Die Orale Phase dient dem Lernen…
Früher dachte man, dass Säuglinge mit dem “Mundeln” üben und prüfen, ob ein Gegenstand essbar ist oder nicht. Doch so banal ist die Sache nicht. Um außerhalb von Mamas Bauch zu überleben, muss das Kind seine Umwelt möglichst genau kennen- und einschätzen lernen. Dafür hat es Mutter Natur mit einem angeborenen Spielverhalten ausgerüstet.
Der Sehsinn ist in der ersten Zeit noch nicht ausgereift, dafür eignet sich der Mund bestens dazu, neue Erfahrungen zu sammeln. Denn in ihm und auf der Zunge laufen verhältnismäßig viele Nervenenden zusammen. Der bekannte Schweizer Kinderarzt Remo Largo schreibt in seinem Buch “Babyjahre”: “Mit Lippen und Zunge untersucht es Größe, Konsistenz, Form und Oberflächenbeschaffenheit. Dabei vermitteln ihm die Sinneskörperchen der Schleimhäute sowie Zungen- und Lippenmuskeln Eindrücke über die Beschaffenheit des Gegenstandes (taktil kinästhetische Wahrnehmung).” Untersuchungen hätten, so Remo Largo weiter, ergeben, “dass 9 Monate alte Säuglinge Formen von Gegenständen, die sie ausschließlich mit dem Mund untersucht haben, mit den Augen später wiedererkennen können”.
… Und der Entwicklung des Immunsystems
Der deutsche Kinderarzt Herbert Renz-Polster, Autor zahlreicher Bücher über die Entwicklung von Kindern aus evolutionsbiologischer Sicht, sieht eine spezifische Bedeutung für die gesunde physiologische Entwicklung des Kindes: “Die Erforschung der Umwelt mit dem Mund könnte nämlich auch dem Aufbau eines an die Umwelt angepassten Immunsystems dienen. Tatsächlich bedeutet die Mundel-Phase ja auch eine ganz intensive Auseinandersetzung mit der für den Lebensraum des Säuglings typischen Keimausstattung der Umwelt. Und auf die muss sich das Immunsystem des Kindes ja einstellen, indem es sie kennenlernt.” Wie Renz-Polster weiter ausführt, scheint diese Phase “sehr gut abgesichert zu sein. Denn erstens enthält die Muttermilch einige hoch wirksame antibiotisch wirkende Wirkstoffe. Zum zweiten “sabbern” die Kleinen in dieser Phase sehr viel, sie produzieren also viel Speichel – und der enthält ebenfalls Abwehrstoffe“.

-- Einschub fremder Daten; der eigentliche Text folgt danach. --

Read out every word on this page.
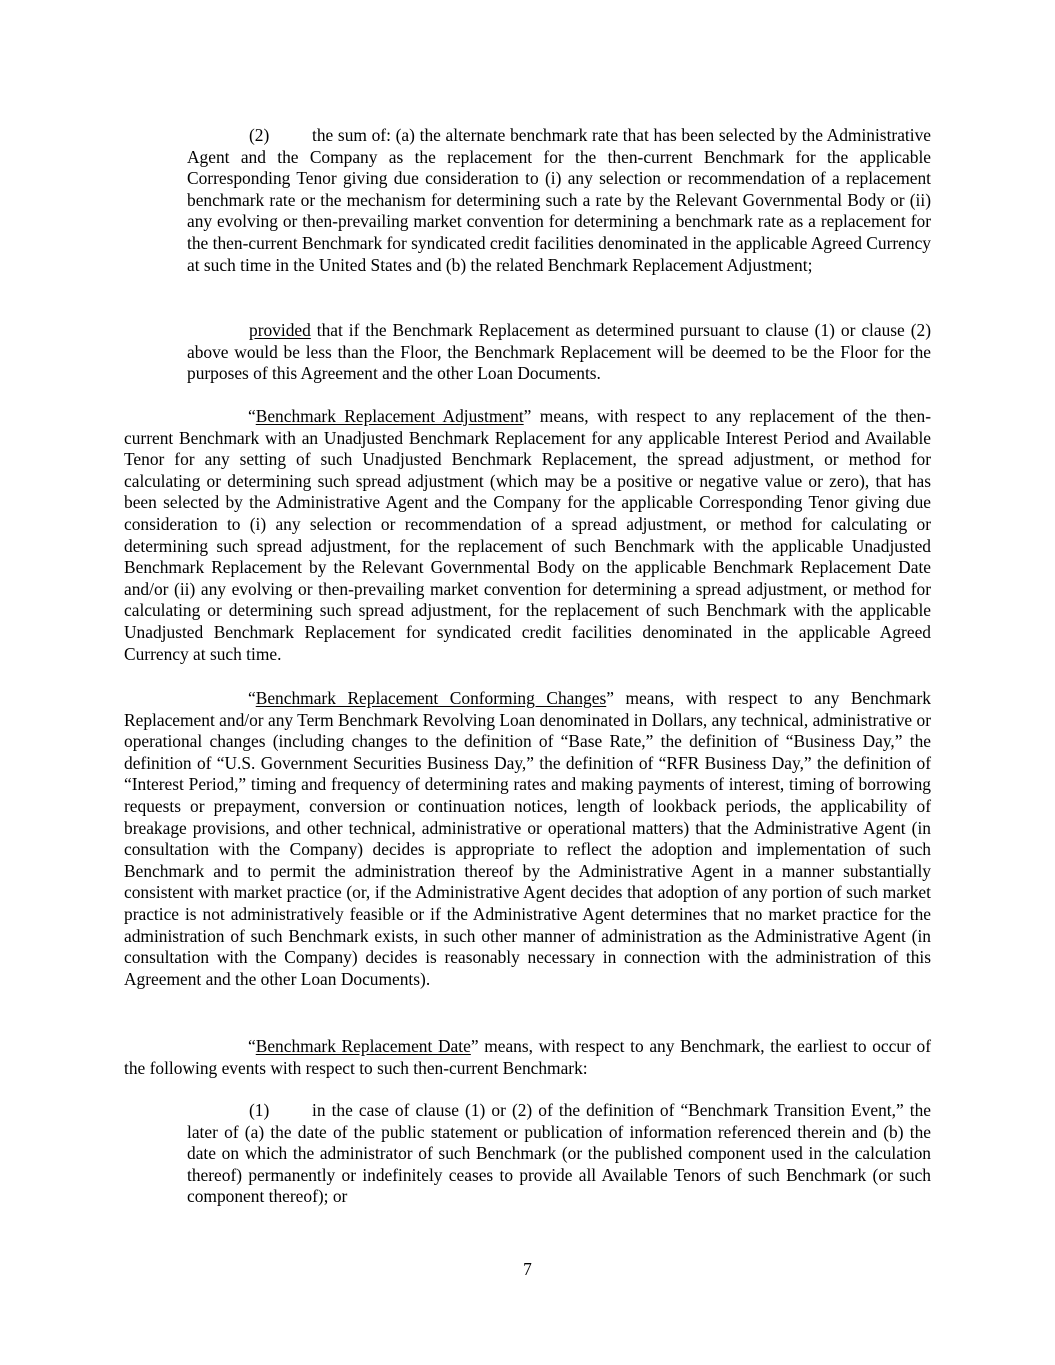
(2) the sum of: (a) the alternate benchmark rate that has been selected by the Administrative Agent and the Company as the replacement for the then-current Benchmark for the applicable Corresponding Tenor giving due consideration to (i) any selection or recommendation of a replacement benchmark rate or the mechanism for determining such a rate by the Relevant Governmental Body or (ii) any evolving or then-prevailing market convention for determining a benchmark rate as a replacement for the then-current Benchmark for syndicated credit facilities denominated in the applicable Agreed Currency at such time in the United States and (b) the related Benchmark Replacement Adjustment;

provided that if the Benchmark Replacement as determined pursuant to clause (1) or clause (2) above would be less than the Floor, the Benchmark Replacement will be deemed to be the Floor for the purposes of this Agreement and the other Loan Documents.

“Benchmark Replacement Adjustment” means, with respect to any replacement of the then-current Benchmark with an Unadjusted Benchmark Replacement for any applicable Interest Period and Available Tenor for any setting of such Unadjusted Benchmark Replacement, the spread adjustment, or method for calculating or determining such spread adjustment (which may be a positive or negative value or zero), that has been selected by the Administrative Agent and the Company for the applicable Corresponding Tenor giving due consideration to (i) any selection or recommendation of a spread adjustment, or method for calculating or determining such spread adjustment, for the replacement of such Benchmark with the applicable Unadjusted Benchmark Replacement by the Relevant Governmental Body on the applicable Benchmark Replacement Date and/or (ii) any evolving or then-prevailing market convention for determining a spread adjustment, or method for calculating or determining such spread adjustment, for the replacement of such Benchmark with the applicable Unadjusted Benchmark Replacement for syndicated credit facilities denominated in the applicable Agreed Currency at such time.

“Benchmark Replacement Conforming Changes” means, with respect to any Benchmark Replacement and/or any Term Benchmark Revolving Loan denominated in Dollars, any technical, administrative or operational changes (including changes to the definition of “Base Rate,” the definition of “Business Day,” the definition of “U.S. Government Securities Business Day,” the definition of “RFR Business Day,” the definition of “Interest Period,” timing and frequency of determining rates and making payments of interest, timing of borrowing requests or prepayment, conversion or continuation notices, length of lookback periods, the applicability of breakage provisions, and other technical, administrative or operational matters) that the Administrative Agent (in consultation with the Company) decides is appropriate to reflect the adoption and implementation of such Benchmark and to permit the administration thereof by the Administrative Agent in a manner substantially consistent with market practice (or, if the Administrative Agent decides that adoption of any portion of such market practice is not administratively feasible or if the Administrative Agent determines that no market practice for the administration of such Benchmark exists, in such other manner of administration as the Administrative Agent (in consultation with the Company) decides is reasonably necessary in connection with the administration of this Agreement and the other Loan Documents).

“Benchmark Replacement Date” means, with respect to any Benchmark, the earliest to occur of the following events with respect to such then-current Benchmark:

(1) in the case of clause (1) or (2) of the definition of “Benchmark Transition Event,” the later of (a) the date of the public statement or publication of information referenced therein and (b) the date on which the administrator of such Benchmark (or the published component used in the calculation thereof) permanently or indefinitely ceases to provide all Available Tenors of such Benchmark (or such component thereof); or

7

Die Orale Phase birgt Risiken
Babys Entdeckerdrang ist aber nicht ganz ungefährlich: nämlich dann, wenn spitze und kleine sperrige Gegenstände herumliegen. Die meisten kleinen Dinge wie Perlen und Kugeln passieren den Verdauungstrakt und werden spätestens nach zehn Tagen wieder ausgeschieden. Münzen, Legosteine oder kleine Batterien können sich aber beim Schlucken “verkeilen”. Auch das Verschlucken von Nüssen – besonders Erdnüssen –, Karottenscheiben oder ganzen Weintrauben kann bedrohliche Folgen haben. Ersticken durch unkontrolliertes Verschlucken kann bis zum vierten Lebensjahr auftreten.
Warum ist das so? Kleinkinder sind leicht ablenkbar und ihr Schluckreflex ist noch unkoordiniert. Darum sollte man ein kleines Kind nie aus seinem Tun herausreißen oder es erschrecken, wenn es spielt oder isst. Lutscht es einen bedenklichen Gegenstand im Mund, dann sollte man es möglichst ruhig zum Ausspucken ermuntern. Bei aller Vorsicht sei aber auch gesagt, dass Babys nicht die Absicht hegen, sich Dinge einzuverleiben (außer es handelt sich um Lebensmittel), und meist lassen sie das Teil wieder entspannt aus dem Mund fallen.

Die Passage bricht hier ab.